FicCentral received a free copy of this book from Historical Fiction Virtual Book Tours.
Series: Cotillion Ball #6
Publisher: Crimson Romance on September 29, 2014
Genre(s): Historical Romance (Adult)
In 1859, ladies of New York society were expected to do three things well: find a husband, organize a smooth-running household, and have children.
Rosemary Fitzpatrick’s agenda is very different. As the author of the popular Harry Hawk dime novels, she must hide her true identity from her new publisher, who assumes the person behind the F. P. Elliott pen name is male. She must pose as his secretary in order to ensure the continuation of her series. And in the midst of all this subterfuge, her mother is insisting that she become a debutante this year.
Henry Cooper is not the typical Boston Brahmin. Nor is he a typical publisher. He’s entranced by Mr. Elliott’s secretary the moment they meet, and wonders how his traditional-thinking father will react when he brings a working class woman into the family. Because his intentions are to marry her, regardless.
Rosemary’s deception begins to unravel at the Cotillion ball, when Henry recognizes her. The secretarial mask must come off, now that he knows she is a member of New York society. But she can’t yet confess who she truly is until she knows if Henry will accept her as F. P. Elliott.
The more time they spend together, the closer they become. But when Rosemary reveals her true identity to him, will Henry be able to forgive her or has her deceit cost her the man she loves?

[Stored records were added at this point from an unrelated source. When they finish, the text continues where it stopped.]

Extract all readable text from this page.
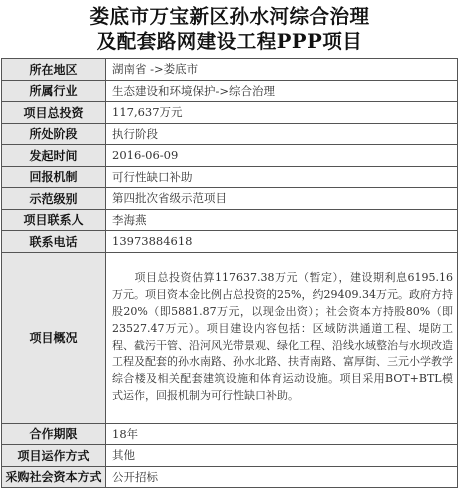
娄底市万宝新区孙水河综合治理
及配套路网建设工程PPP项目
所在地区	湖南省 ->娄底市
所属行业	生态建设和环境保护->综合治理
项目总投资	117,637万元
所处阶段	执行阶段
发起时间	2016-06-09
回报机制	可行性缺口补助
示范级别	第四批次省级示范项目
项目联系人	李海燕
联系电话	13973884618
项目概况	项目总投资估算117637.38万元（暂定），建设期利息6195.16万元。项目资本金比例占总投资的25%，约29409.34万元。政府方持股20%（即5881.87万元，以现金出资）；社会资本方持股80%（即23527.47万元）。项目建设内容包括：区域防洪通道工程、堤防工程、截污干管、沿河风光带景观、绿化工程、沿线水域整治与水坝改造工程及配套的孙水南路、孙水北路、扶青南路、富厚街、三元小学教学综合楼及相关配套建筑设施和体育运动设施。项目采用BOT+BTL模式运作，回报机制为可行性缺口补助。
合作期限	18年
项目运作方式	其他
采购社会资本方式	公开招标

Rosemary Fitzpatrick has little interest in finding a husband. She’d much rather spend her time dreaming up stories for her dime novels than mingle with high society and play the role of potential wife. But when her publisher sells to a man from Boston, and the new owner insists on meeting all their authors, Rosemary has to put her vivid imagination to use and come up with a way to keep her pen name’s true female identity a secret. After all, high bred women aren’t supposed to be writing adventures set in the Wild West. And if her all to handsome new publisher discovers his best-selling author isn’t an old man, she’ll lose the dream career she’s been building for so long.
Rosemary is a breath of fresh air in a genre filled too often with women bending to the will of fathers and uncles and brothers and whatever other males see them as little more than property. She’s fiesty, imaginative, and outspoken, and her desire to fulfill her writing career dreams may be out of sync for her time, but it makes for a very interesting character.

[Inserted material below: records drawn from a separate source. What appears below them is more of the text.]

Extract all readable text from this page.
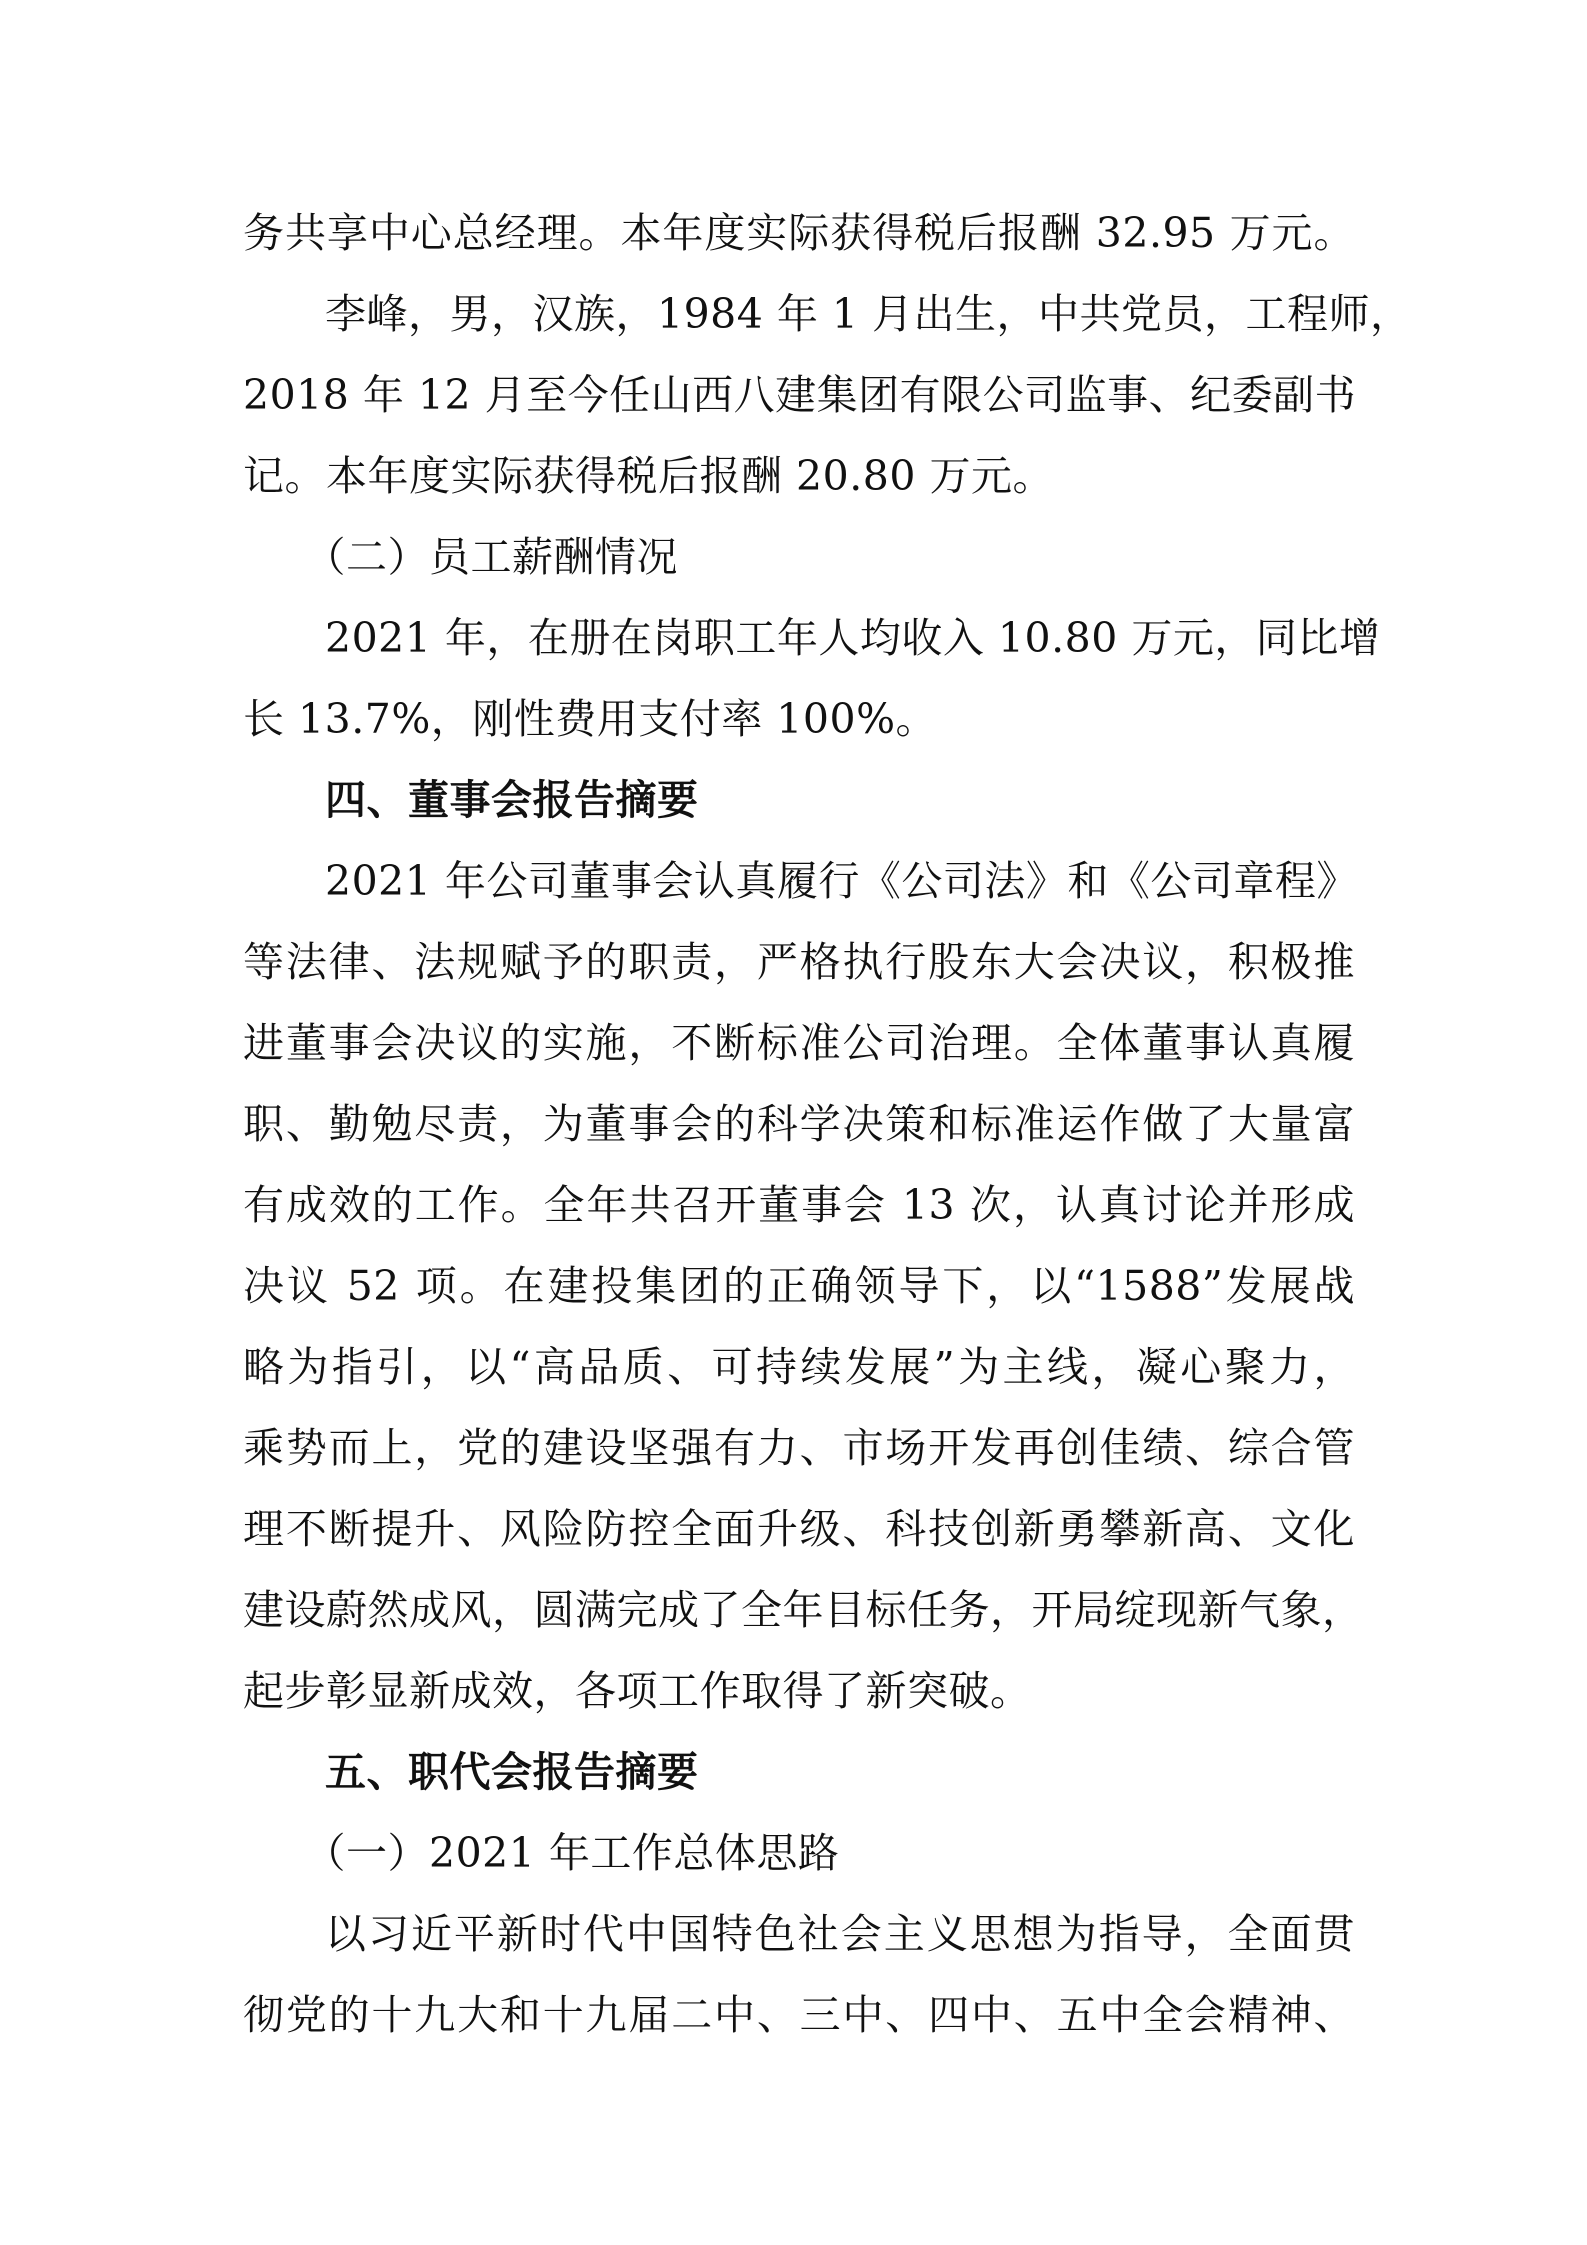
务共享中心总经理。本年度实际获得税后报酬 32.95 万元。
李峰，男，汉族，1984 年 1 月出生，中共党员，工程师，
2018 年 12 月至今任山西八建集团有限公司监事、纪委副书
记。本年度实际获得税后报酬 20.80 万元。
（二）员工薪酬情况
2021 年，在册在岗职工年人均收入 10.80 万元，同比增
长 13.7%，刚性费用支付率 100%。
四、董事会报告摘要
2021 年公司董事会认真履行《公司法》和《公司章程》
等法律、法规赋予的职责，严格执行股东大会决议，积极推
进董事会决议的实施，不断标准公司治理。全体董事认真履
职、勤勉尽责，为董事会的科学决策和标准运作做了大量富
有成效的工作。全年共召开董事会 13 次，认真讨论并形成
决议 52 项。在建投集团的正确领导下，以“1588”发展战
略为指引，以“高品质、可持续发展”为主线，凝心聚力，
乘势而上，党的建设坚强有力、市场开发再创佳绩、综合管
理不断提升、风险防控全面升级、科技创新勇攀新高、文化
建设蔚然成风，圆满完成了全年目标任务，开局绽现新气象，
起步彰显新成效，各项工作取得了新突破。
五、职代会报告摘要
（一）2021 年工作总体思路
以习近平新时代中国特色社会主义思想为指导，全面贯
彻党的十九大和十九届二中、三中、四中、五中全会精神、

Even more pleasantly surprising is the opinion of her family. While they are certainly more traditional, her father indulges her, and her mother seems to understand that writing means everything to Rosemary, even if she’s still scheming to marry off her daughter. Not only do they support her deception when she concocts a scheme to protect her identity and her contract, but they attempt to aid her in it. They are alternately forward-thinking and traditional, encouraging her to continue her writing, even as it goes against what society would have her do, but at the same time, they want to see her happy, married, and taking her rightful place as a wife among the elite. In that sense, they are incredibly realistic, much as many families today support their loved ones’ dreams, even if they would never choose those dreams for themselves.
Henry is a bit outside the norm as well, and while other men are vying for the attention of a few seemingly more popular debutantes, Henry is fascinated by “Phoebe,” the working class secretary as whom Rosemary masquerades. That he was so interested, even when he thought her to be below his station in society, makes his feelings for her all the more believable. And of course it doesn’t hurt that his looks and character in many ways resemble the traits Rosemary gives the hero of her stories.
The writing style is a bit more modern that a book actually written in the period when The Duplicitous Debutante takes place, but that only serves to make it an easier read than something littered with the excessive propriety and flourish language typical of that time. Likewise, Rosemary and Henry’s outlooks are more progressive than many of that era, but that’s what makes them so perfect for each other and appealing to the reader. Lower has mastered a fascinating style that transports the reader to that time and immerses us in the clothing, the traditions, the expectations. But at the same time, she does it in a way that doesn’t so much make you feel like you’ve just crash landed in another time, but rather that you belong there with her characters.
The Duplicitous Debutante is a quick, entertaining read that bridges history with modern romance appeal and introduces characters who are more than the society in which they exist, creating a fun, memorable romance that is as much an adventure as the dime novels Rosemary writes.